DraftKings Guides 2023 To Adjusted EBITDA Loss

Stock-based compensation lands at 25% of the quarterly revenue

DraftKings Inc. (Nasdaq: DKNG) released this morning its financial results for Q3 2022, highlighting quarterly revenue of US$501.9 million, beating the consensus estimates of US$436 million. This is also an increase from Q3 2021’s US$212.8 million.

“DraftKings had a very strong third quarter. Our team continued to drive top-line growth through highly effective customer engagement and compelling product and technology enhancements while remaining focused on our path to profitability,” said CEO Jason Robins.

Further down the financials, the company incurred operating expenses larger than its quarterly revenue, leading to an operating loss of US$455.0 million compared to the US$546.5 million loss last year.

The firm’s net loss ended at US$450.5 million for the quarter, up from last year’s net loss of US$545.0 million. This quarterly net loss translates to US$1.00 loss per share, failing to beat the estimated US$0.92 loss per share.

Calibrating for financial items–including US$126.0 million (or 25% of the revenue) stock-based compensation, adjusted EBITDA for the quarter came in at a loss of US$264.2 million, up from a loss of US$313.6 million last year.

Following the earnings release, the firm’s shares are trending downwards, losing as much as 25% on the day as of this writing.

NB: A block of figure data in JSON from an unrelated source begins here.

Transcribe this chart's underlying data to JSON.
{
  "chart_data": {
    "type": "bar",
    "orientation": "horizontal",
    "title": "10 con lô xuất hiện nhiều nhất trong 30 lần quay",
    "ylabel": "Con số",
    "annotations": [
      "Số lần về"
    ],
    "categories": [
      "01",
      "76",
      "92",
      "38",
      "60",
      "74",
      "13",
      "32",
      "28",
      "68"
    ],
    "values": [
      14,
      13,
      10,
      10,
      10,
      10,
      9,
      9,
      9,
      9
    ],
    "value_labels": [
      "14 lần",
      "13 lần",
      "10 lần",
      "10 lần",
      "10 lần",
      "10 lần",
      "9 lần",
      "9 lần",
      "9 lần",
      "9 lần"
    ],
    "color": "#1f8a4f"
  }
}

Guidance: Narrowed for 2022, Adjusted EBITDA loss for 2023

“Our results in the third quarter significantly exceeded the expectations that we provided on our second quarter earnings conference call,” said CFO Jason Park.

This “strong third quarter” performance led the firm to adjust its full-year 2022 guidance: revenue is now expected to land somewhere between US$2.16 billion – US$2.19 billion from the previously announced range of US$2.08 billion – US$2.18 billion last quarter.

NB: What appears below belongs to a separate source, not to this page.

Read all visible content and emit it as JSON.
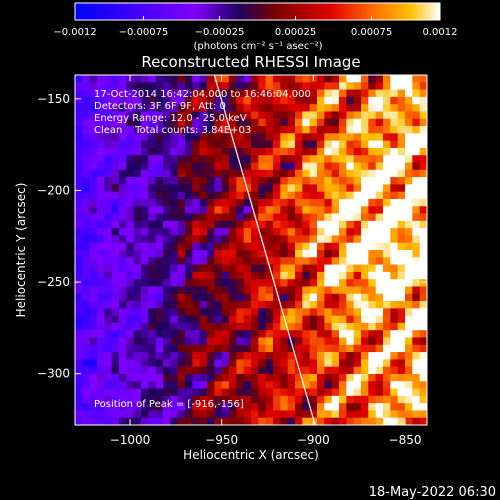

The firm is also narrowing–the firm called it “improving”–its adjusted EBITDA guidance for the year, projecting the figure to notch a loss of US$780 million – US$800 million from what it relayed last quarter at US$765 million – US$835 million.

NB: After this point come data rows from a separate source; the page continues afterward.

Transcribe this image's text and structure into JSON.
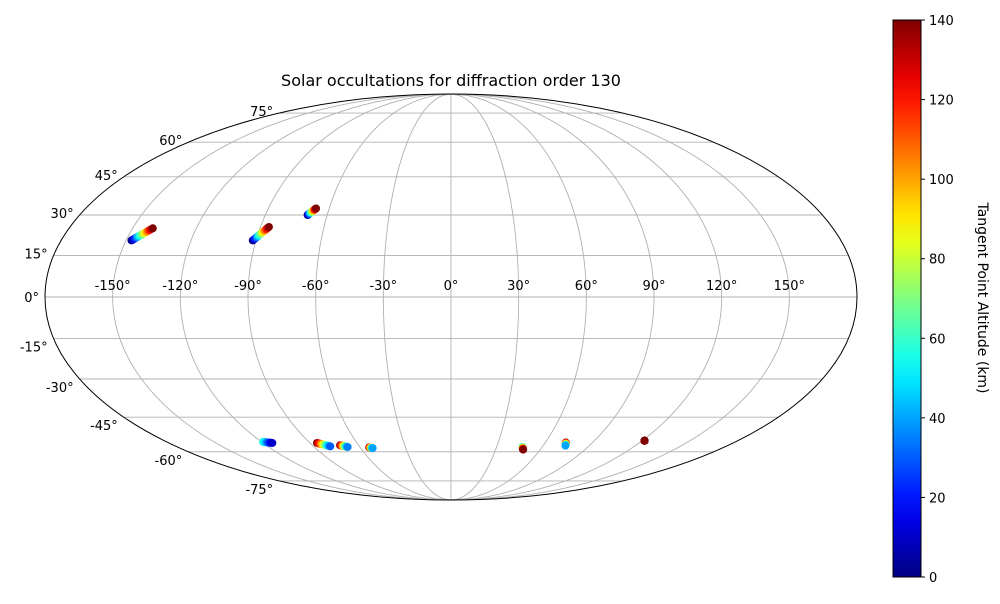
{
  "chart_data": {
    "type": "scatter",
    "projection": "mollweide",
    "title": "Solar occultations for diffraction order 130",
    "x_ticks": [
      "-150°",
      "-120°",
      "-90°",
      "-60°",
      "-30°",
      "0°",
      "30°",
      "60°",
      "90°",
      "120°",
      "150°"
    ],
    "x_tick_values": [
      -150,
      -120,
      -90,
      -60,
      -30,
      0,
      30,
      60,
      90,
      120,
      150
    ],
    "y_ticks": [
      "75°",
      "60°",
      "45°",
      "30°",
      "15°",
      "0°",
      "-15°",
      "-30°",
      "-45°",
      "-60°",
      "-75°"
    ],
    "y_tick_values": [
      75,
      60,
      45,
      30,
      15,
      0,
      -15,
      -30,
      -45,
      -60,
      -75
    ],
    "xlim": [
      -180,
      180
    ],
    "ylim": [
      -90,
      90
    ],
    "grid": true,
    "colorbar": {
      "label": "Tangent Point Altitude (km)",
      "range": [
        0,
        140
      ],
      "ticks": [
        "0",
        "20",
        "40",
        "60",
        "80",
        "100",
        "120",
        "140"
      ],
      "tick_values": [
        0,
        20,
        40,
        60,
        80,
        100,
        120,
        140
      ],
      "colormap": "jet"
    },
    "tracks": [
      {
        "lon_start": -147.5,
        "lat_start": 20.5,
        "lon_end": -140.5,
        "lat_end": 25.0,
        "alt_start": 0,
        "alt_end": 140
      },
      {
        "lon_start": -91.5,
        "lat_start": 20.5,
        "lon_end": -86.0,
        "lat_end": 25.5,
        "alt_start": 0,
        "alt_end": 140
      },
      {
        "lon_start": -69.5,
        "lat_start": 30.0,
        "lon_end": -66.5,
        "lat_end": 32.5,
        "alt_start": 0,
        "alt_end": 140
      },
      {
        "lon_start": -119.0,
        "lat_start": -55.5,
        "lon_end": -114.0,
        "lat_end": -56.0,
        "alt_start": 60,
        "alt_end": 10
      },
      {
        "lon_start": -85.5,
        "lat_start": -56.0,
        "lon_end": -79.0,
        "lat_end": -57.5,
        "alt_start": 140,
        "alt_end": 30
      },
      {
        "lon_start": -72.0,
        "lat_start": -57.0,
        "lon_end": -68.0,
        "lat_end": -57.8,
        "alt_start": 140,
        "alt_end": 35
      },
      {
        "lon_start": -54.0,
        "lat_start": -58.0,
        "lon_end": -52.0,
        "lat_end": -58.3,
        "alt_start": 140,
        "alt_end": 40
      },
      {
        "lon_start": 47.0,
        "lat_start": -57.8,
        "lon_end": 48.5,
        "lat_end": -59.0,
        "alt_start": 50,
        "alt_end": 140
      },
      {
        "lon_start": 73.0,
        "lat_start": -55.8,
        "lon_end": 74.5,
        "lat_end": -57.2,
        "alt_start": 140,
        "alt_end": 40
      },
      {
        "lon_start": 121.5,
        "lat_start": -55.0,
        "lon_end": 121.5,
        "lat_end": -55.0,
        "alt_start": 140,
        "alt_end": 140
      }
    ]
  }
}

“We are increasing the midpoint of our fiscal year 2022 revenue guidance by $45 million and improving the midpoint of our fiscal year 2022 Adjusted EBITDA guidance by $10 million, which is a meaningful improvement given our prior fiscal year 2022 Adjusted EBITDA guidance did not include our launch in Kansas on September 1, 2022, or fourth quarter investments ahead of our expected launches in Maryland and Ohio, pending licensure and regulatory approvals,” Park noted.

Year-to-date, the firm has notched US$1.14 billion net loss and US$671.9 million adjusted EBITDA loss against a US$1.39 billion revenue. The biggest slide of the calibration to adjusted EBITDA comes from stock-based compensation, which currently runs at US$448.6 million or 32% of the revenue for the first nine months of 2022.

For 2023, the gaming company is looking at annual revenue to dramatically increase, landing between US$2.8 billion – US$3.0 billion or a 33% increase over 2022’s revenue guidance midpoint.

Adjusted EBITDA for next year is still expected at a loss, ranging at negative US$475 million – US$575 million.

The company added that these 2023 guidances “reflects [its] continued balance between driving attractive revenue growth and meaningfully improving [its] Adjusted EBITDA.”

“We continue to be confident that we will achieve positive Adjusted EBITDA in the fourth quarter of 2023 based on the visibility we have into expected state launches,” Robins added.

The firm has previously announced in May that the first positive adjusted EBITDA quarter is expected in Q4 2023. Part of the strategy to achieve this is synergizing the acquired Golden Nugget Online Gaming (GNOG), with which the firm operates the brand in three states.

Over the course of the quarter, three putative class action suits have been filed against Golden Nugget and DraftKings by former minority stakeholders. The lawsuits allege that GNOG and former controlling stockholder Tilman Fertita “breached their fiduciary duties” related to the acquisition deal. The company said it “intends to vigorously defend against these claims.”

According to various media reports, the sports betting company is close to announcing a partnership with sports broadcasting giant ESPN, a unit of The Walt Disney Company (NYSE: DIS)

DraftKings last traded at US$11.78 on the Nasdaq.


Information for this briefing was found via Edgar and the companies mentioned. The author has no securities or affiliations related to this organization. Not a recommendation to buy or sell. Always do additional research and consult a professional before purchasing a security. The author holds no licenses.